Natalia da Luz, Por dentro da África

Rio – Com mais de um milhão de chineses e 2 mil empresas chinesas atuando ao redor do continente africano, o gigante asiático deve parte do seu crescimento (que ruma para a primeira economia mundial) aos recursos naturais africanos, que estimulam o motor do país mais populoso da Terra. Do outro lado da balança, em um complexo composto, estão estradas, escolas e toda a infraestrutura necessária para manter os africanos mais conectados à aldeia global. Esse elo capitalista é responsável pelo crescimento da África (que hoje supera os 5% na região Subsaariana) e o da China, que superou os 7% (apesar de expressivo, o menor desde 1999).
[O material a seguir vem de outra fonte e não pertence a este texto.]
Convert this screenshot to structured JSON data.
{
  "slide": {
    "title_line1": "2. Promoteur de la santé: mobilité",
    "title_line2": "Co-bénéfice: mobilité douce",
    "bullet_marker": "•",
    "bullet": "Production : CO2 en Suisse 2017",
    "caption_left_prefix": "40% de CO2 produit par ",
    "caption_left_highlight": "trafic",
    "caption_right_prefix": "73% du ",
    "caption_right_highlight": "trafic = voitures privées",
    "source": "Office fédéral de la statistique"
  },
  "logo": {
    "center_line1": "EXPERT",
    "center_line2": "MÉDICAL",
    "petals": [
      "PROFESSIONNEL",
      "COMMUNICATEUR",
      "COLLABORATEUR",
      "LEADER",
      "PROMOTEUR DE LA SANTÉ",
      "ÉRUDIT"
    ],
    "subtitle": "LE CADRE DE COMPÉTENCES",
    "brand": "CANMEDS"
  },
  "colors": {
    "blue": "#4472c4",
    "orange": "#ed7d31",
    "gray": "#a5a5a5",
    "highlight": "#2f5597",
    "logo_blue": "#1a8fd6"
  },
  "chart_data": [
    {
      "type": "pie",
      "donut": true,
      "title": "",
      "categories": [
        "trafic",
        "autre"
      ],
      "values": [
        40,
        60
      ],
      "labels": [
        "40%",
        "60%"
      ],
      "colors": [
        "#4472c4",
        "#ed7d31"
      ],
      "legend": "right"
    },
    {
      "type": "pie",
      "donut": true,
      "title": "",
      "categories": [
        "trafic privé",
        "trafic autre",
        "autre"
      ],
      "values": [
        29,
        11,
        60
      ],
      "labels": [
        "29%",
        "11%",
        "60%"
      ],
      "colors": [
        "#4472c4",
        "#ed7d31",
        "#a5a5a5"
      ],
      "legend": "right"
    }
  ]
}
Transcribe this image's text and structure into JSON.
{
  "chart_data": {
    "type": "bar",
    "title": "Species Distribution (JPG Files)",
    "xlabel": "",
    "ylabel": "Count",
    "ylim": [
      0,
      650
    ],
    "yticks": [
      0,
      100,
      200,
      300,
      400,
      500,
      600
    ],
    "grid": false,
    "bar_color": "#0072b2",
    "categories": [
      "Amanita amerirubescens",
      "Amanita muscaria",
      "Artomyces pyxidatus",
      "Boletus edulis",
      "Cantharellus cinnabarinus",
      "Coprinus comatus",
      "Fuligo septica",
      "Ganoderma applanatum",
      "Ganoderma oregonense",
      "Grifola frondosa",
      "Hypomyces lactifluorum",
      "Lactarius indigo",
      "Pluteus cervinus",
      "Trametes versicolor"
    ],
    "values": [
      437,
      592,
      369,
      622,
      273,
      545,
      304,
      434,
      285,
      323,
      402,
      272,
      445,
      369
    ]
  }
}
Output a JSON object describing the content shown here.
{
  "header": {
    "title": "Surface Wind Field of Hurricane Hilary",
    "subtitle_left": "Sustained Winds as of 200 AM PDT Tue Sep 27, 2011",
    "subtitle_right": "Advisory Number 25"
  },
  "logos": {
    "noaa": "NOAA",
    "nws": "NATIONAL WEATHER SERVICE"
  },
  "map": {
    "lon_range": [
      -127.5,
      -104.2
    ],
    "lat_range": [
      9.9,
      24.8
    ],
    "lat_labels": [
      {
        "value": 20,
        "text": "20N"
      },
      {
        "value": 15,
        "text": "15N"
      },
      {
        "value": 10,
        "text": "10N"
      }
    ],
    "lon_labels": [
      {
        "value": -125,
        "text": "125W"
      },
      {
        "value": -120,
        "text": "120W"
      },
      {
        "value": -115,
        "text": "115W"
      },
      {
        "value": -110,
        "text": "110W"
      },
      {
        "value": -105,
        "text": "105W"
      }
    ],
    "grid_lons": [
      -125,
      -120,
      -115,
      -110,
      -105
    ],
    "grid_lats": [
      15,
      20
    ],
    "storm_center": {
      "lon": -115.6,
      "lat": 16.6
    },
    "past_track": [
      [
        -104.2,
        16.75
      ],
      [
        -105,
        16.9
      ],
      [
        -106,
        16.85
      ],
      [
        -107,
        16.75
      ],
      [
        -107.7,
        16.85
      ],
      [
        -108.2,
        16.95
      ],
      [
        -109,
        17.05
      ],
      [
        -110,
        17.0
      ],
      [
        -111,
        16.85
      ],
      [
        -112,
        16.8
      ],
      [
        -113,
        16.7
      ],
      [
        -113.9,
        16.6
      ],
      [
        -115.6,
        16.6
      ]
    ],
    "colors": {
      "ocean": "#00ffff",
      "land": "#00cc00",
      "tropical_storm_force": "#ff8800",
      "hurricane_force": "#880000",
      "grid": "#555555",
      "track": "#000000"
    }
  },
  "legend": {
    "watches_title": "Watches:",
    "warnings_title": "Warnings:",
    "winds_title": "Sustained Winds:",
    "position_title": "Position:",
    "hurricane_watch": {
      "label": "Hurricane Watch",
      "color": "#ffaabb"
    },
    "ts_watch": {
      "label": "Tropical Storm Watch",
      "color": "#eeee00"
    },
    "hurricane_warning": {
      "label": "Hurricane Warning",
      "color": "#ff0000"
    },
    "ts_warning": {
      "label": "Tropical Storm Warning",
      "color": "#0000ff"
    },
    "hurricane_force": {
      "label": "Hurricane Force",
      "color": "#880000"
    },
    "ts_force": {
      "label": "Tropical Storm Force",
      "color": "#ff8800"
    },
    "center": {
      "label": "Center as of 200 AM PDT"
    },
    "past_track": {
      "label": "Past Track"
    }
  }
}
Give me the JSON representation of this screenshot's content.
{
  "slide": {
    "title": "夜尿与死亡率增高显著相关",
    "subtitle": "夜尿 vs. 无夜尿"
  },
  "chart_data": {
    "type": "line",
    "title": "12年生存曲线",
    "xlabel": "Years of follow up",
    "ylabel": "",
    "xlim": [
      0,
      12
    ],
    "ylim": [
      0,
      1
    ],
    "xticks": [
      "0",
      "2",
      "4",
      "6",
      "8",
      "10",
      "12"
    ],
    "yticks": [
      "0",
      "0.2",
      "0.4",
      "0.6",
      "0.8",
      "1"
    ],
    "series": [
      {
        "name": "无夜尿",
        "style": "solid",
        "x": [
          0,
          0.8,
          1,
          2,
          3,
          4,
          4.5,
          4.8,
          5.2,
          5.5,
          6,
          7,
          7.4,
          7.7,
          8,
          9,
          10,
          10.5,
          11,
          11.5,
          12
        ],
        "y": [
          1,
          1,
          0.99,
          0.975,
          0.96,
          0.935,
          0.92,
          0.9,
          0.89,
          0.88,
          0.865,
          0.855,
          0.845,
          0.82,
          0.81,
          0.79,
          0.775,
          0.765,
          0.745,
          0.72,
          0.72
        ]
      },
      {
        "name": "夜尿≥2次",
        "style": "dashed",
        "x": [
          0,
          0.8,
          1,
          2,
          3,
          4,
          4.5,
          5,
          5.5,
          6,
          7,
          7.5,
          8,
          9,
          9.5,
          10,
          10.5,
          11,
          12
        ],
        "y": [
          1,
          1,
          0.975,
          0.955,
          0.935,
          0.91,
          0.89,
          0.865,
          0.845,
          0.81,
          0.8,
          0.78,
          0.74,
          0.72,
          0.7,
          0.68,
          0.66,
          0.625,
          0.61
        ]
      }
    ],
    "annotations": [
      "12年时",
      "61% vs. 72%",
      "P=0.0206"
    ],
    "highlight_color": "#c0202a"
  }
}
Esse modelo de negócio China-África avançou a largos passos na última década, fazendo com o que pontos de vista variem da parceria à colonização.

– Colonização é quando você impõe uma ideia, quando você suga de um lado para abastecer o outro. A relação entre China e África é muito mais do que isso e leva muitos benefícios para o continente – disse em entrevista ao Por dentro da África, He Wenping, pesquisadora sênior em estudos africanos da Academia Chinesa de Ciências Sociais e pesquisadora visitante do BRICS Policy Center.

Wenping lembra que a relação que os chineses têm com o continente é a mesma mantida com outros países, como Austrália, onde a China compra recursos naturais e vende manufaturados. Apesar dos vultosos investimentos que partem da China para os países africanos, apenas 25% são absolutamente chineses e financiados por bancos da China. A maioria é contrato de construção.

Volume de negócios entre China e África nos últimos 12 anos No último ano, segundo informações do governo, o volume de negócios entre China e África foi de US$200 bilhões, vinte vezes o valor negociado em 2000, 12 anos atrás. Desde 2009, a África é a parceira numero 1 do país de 1.3 bilhão de habitantes, que necessita de matérias-primas para alimentar as suas indústrias.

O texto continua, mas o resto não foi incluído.